Reputation: 842
My dataframe looks like
ID colA
1 B
1 D
2 B
2 D
2 C
I have return all rows after the last occurrence of event B in each group. The output will be :
ID colA
1 D
2 D
2 C
I tried
a = df['colA'].str.contains('B').groupby(df['ID'])
b = df[(a.transform('sum') - a.cumsum()).eq(0)]
and it's working fine so far. I am just wondering if there is any alternative approach to achieve this?
Upvotes: 4
Views: 1638
Reputation: 88236
You could do:
ix = (df.colA.eq('B')
.cumsum()
.groupby(df.ID)
.apply(lambda x: x.loc[x.idxmax()+1:]).index.get_level_values(1))
df.loc[ix,:]
ID colA
1 1 D
3 2 D
4 2 C
Upvotes: 3
Reputation: 402383
Reverse your rows (this is important).
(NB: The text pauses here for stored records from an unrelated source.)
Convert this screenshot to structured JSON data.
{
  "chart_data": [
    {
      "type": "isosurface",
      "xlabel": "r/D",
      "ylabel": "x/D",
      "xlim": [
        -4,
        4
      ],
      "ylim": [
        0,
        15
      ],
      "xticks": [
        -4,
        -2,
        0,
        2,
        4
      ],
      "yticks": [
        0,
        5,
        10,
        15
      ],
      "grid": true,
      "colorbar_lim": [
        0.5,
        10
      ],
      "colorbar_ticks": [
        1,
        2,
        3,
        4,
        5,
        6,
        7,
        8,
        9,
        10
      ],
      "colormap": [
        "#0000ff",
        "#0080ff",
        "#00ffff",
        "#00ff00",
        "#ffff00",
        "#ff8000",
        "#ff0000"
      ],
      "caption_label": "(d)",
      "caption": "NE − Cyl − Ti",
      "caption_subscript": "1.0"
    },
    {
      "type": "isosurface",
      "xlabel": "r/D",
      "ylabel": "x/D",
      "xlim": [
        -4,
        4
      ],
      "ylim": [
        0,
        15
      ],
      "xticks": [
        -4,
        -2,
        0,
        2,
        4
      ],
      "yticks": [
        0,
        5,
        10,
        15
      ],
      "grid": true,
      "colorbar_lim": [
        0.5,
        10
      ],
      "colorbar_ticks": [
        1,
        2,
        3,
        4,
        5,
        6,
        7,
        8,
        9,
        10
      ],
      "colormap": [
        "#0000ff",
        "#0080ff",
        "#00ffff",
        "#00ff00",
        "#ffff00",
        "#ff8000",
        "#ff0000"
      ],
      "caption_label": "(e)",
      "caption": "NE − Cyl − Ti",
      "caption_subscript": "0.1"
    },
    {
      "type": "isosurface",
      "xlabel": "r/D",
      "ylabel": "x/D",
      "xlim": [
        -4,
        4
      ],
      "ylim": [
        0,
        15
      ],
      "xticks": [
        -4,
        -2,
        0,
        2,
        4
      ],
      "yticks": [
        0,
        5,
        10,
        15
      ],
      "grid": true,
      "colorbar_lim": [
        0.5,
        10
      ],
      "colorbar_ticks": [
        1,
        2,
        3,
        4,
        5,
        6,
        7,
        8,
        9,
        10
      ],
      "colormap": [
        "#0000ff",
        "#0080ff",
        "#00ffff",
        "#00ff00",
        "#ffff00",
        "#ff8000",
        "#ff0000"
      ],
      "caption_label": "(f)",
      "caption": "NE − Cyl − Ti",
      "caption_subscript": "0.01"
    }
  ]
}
Then call groupby
and cumsum
, and take all rows with (reversed) cumsum value equal to zero.
df[df.colA.eq('B')[::-1].astype(int).groupby(df.ID).cumsum().eq(0)]
ID colA
1 1 D
3 2 D
4 2 C
Upvotes: 7
Reputation: 323226
IIUC
def yourlast(x):
return x.loc[x.colA.where(df.colA.eq('B')).last_valid_index()+1:]
df.groupby('ID').apply(yourlast)
Out[163]:
ID colA
ID
1 1 1 D
2 3 2 D
4 2 C
Upvotes: 2